Skończyłam II LO w Szczecinie a następnie Wydział Chemii UAM w Poznaniu i w 1987 r., pracując już w II LO , przejęłam od pani mgr Renaty Koczorowskiej - Pyszkowskiej, mojej nauczycielki chemii, Koło Chemiczne- koło z tradycjami i osiągnięciami.
I tak zaczęły się lata pracy i przygody intelektualnej.... Zajęcia laboratoryjne, udział w konkursach chemicznych i olimpiadach.. XXXV Olimpiada Chemiczna- dla nas pierwsza,bo pierwsza do której "podchodziła" moja uczennica Jadzia Lisowska - zatrzymałyśmy się na II etapie, niestety. Ale XXXVII Olimpiada Chemiczna /rok 1991!/ okazała się przełomowa - Tomasz Kowalewski został finalistą czyli zakwalifikował się do eliminacji centralnych. Pamiętam do dziś ten moment! Rok póżniej do finału zakwalifikował się ponownie Tomek oraz Robert Michna, uczeń Technikum Chemicznego związanego wówczas z II LO w Zespół Szkół. Kolejny uczeń Technikum Chemicznego /obaj byli uczestnikami Koła Chemicznego!/, Arek Gajek, rok póżniej został Laureatem XXXIX Olimpiady Chemicznej. I można powiedzieć - tak to się zaczęło... Potem byli finaliści : Magda Baśkiewicz, Darek Moskal, ponownie Robert i Arek. A potem przyszedł do II LO Adam Ragan i został trzykrotnie finalistą, w tym dwukrotnie laureatem Olimpiady Chemicznej,stając się "Legendą II LO", nie tylko chemiczną! W latach 1999 i 2000 Łukasz Kula był dwukrotnie finalistą /najpierw zdobył wyróżnienie,a potem tytuł laureata Olimpiady/. W bieżacym roku szkolnym Justyna Jarzębińska została, jako jedyna w okręgu, finalistką XLVII /już!/ Olimiady Chemicznej.
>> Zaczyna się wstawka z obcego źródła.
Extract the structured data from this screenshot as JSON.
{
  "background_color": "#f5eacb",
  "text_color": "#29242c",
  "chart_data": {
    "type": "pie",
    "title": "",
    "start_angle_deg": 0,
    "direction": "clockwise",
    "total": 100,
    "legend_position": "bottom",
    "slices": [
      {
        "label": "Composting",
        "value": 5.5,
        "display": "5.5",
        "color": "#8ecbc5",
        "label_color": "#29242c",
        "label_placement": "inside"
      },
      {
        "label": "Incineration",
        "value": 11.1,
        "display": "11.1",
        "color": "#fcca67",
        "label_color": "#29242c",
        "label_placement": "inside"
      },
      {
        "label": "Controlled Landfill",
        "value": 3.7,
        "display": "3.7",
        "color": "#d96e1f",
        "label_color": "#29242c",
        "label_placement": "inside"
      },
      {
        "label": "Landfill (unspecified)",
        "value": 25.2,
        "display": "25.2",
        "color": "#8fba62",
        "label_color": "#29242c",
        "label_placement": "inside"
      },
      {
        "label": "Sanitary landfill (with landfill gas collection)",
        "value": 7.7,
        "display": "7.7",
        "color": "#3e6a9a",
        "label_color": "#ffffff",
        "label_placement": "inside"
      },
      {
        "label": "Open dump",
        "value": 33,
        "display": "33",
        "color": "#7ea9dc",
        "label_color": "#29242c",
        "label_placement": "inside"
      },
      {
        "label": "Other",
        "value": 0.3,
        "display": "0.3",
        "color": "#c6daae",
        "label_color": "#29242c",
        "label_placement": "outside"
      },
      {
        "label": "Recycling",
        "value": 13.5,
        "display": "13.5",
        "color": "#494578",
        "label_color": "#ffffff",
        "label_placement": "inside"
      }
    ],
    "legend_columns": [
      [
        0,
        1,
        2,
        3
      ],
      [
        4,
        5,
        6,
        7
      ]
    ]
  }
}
W międzyczasie uczestnicy koła chemicznego /przemianowanego na "Warsztaty Chemiczne"/wygrali kilka konkursów chemicznych, wykonali setki analiz organicznych i nieorganicznych, rozwiązali i przedyskutowali wiele zadań i testów, przegadali wiele godzin, na tematy niekoniecznie tylko chemiczne... Przeżyliśmy razem wiele zwycięstw i porażek......Obejrzeliśmy wiele przedstawień teatralnych, odbyliśmy wiele rozmów, wypiliśmy morze kawy i herbaty! To łączy, pobrzmiewa w spotkaniach i listach po latach! I za to wszystko, za wspólną chemię i nie tylko, dziękuję wszystkim moim byłym uczniom, a obecnym i przyszłym uczestnikom Warsztatów Chemicznych,życzę, aby pluszowa mysz Justyny, która stała się już maskotką nas wszystkich, przyniosła wiele szczęścia i pomogła w osiągnięciu takich sukcesów,o których nawet nie marzą!